EXCLUSION OF DEBTORS IN RESTRUCTURING
While it can be accepted to exclude entities in bankruptcy (whose insolvency is of a permanent nature), the assumptions of the project regarding the debtors in restructuring are at least incomprehensible. They exclude the possibility of granting new financing and obtaining funds to improve current liquidity to entities that have already taken corrective measures on their own initiative and are currently ‘struggling’ to avoid bankruptcy and survive on the market. In addition, the difficult economic situation may today mean that many entrepreneurs are at risk of insolvency as a premise for opening restructuring. Therefore, entrepreneurs are faced with a dilemma as to whether to take advantage of the aid offered by the state or run away under the umbrella of judicial restructuring.
If, in the long run, the government aid provided is not sufficient, it may be too late for the part of the entrepreneurs that will not benefit from the instruments of judicial restructuring. One of the key factors determining the success of corrective measures is the appropriate rapid reaction of managers, allowing for the protection of the most valuable assets of the company.

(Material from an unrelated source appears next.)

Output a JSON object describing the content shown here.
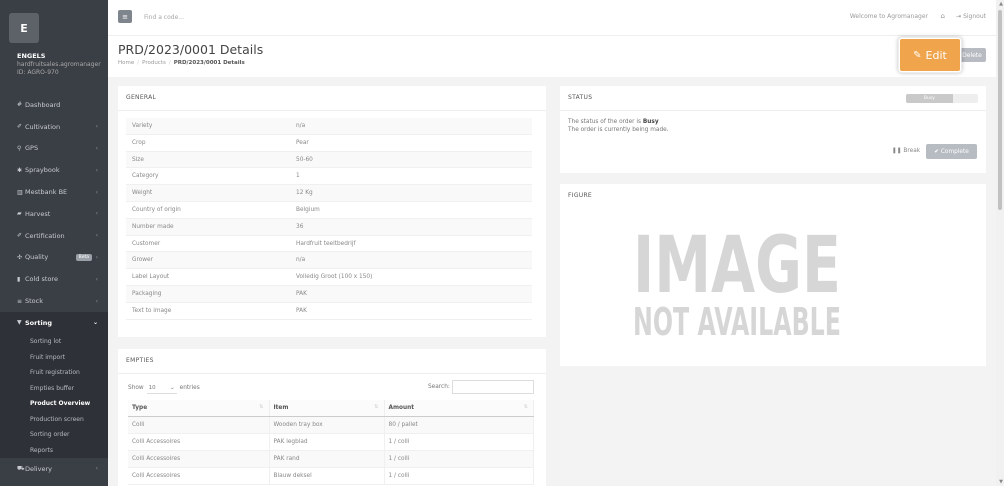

None of the government’s proposals explicitly excludes the possibility of conducting civil execution against entrepreneurs. Of course, there is no doubt that currently the enforcement activity of the authorities is actually very difficult, and due to the suspension of deadlines in the enforcement proceedings, a significant part of the proceedings may get stuck in a “deadlock”, waiting for a specific ruling to become final. However, there is a risk that entities that have had liquidity problems for a long time may lose the assets necessary to run their business as a result of the actions of their creditors. It cannot also be ruled out that business partners will aim at partial termination of key contracts or take other actions that are not acceptable, inter alia, in the course of restructuring proceedings.
At the same time, an attempt to defend against possible enforcement or other actions of creditors (contractors) by opening restructuring proceedings will result in the loss of the possibility to obtain state aid. In order for state aid to be effective, different regimes in which restructuring and support for economic activity takes place should interact with each other rather than compete. This is all the more so because problems with providing current liquidity (maintaining existing financing or obtaining new financing) is one of the main reasons for the failure of restructuring proceedings.
It is also worth pointing out that the draft in question was immediately adopted by the parliament, and at the same time, the governmental bill on granting public aid for the purpose of saving or restructuring entrepreneurs, despite its submission to the parliament on 26 March 2020, is not further processed.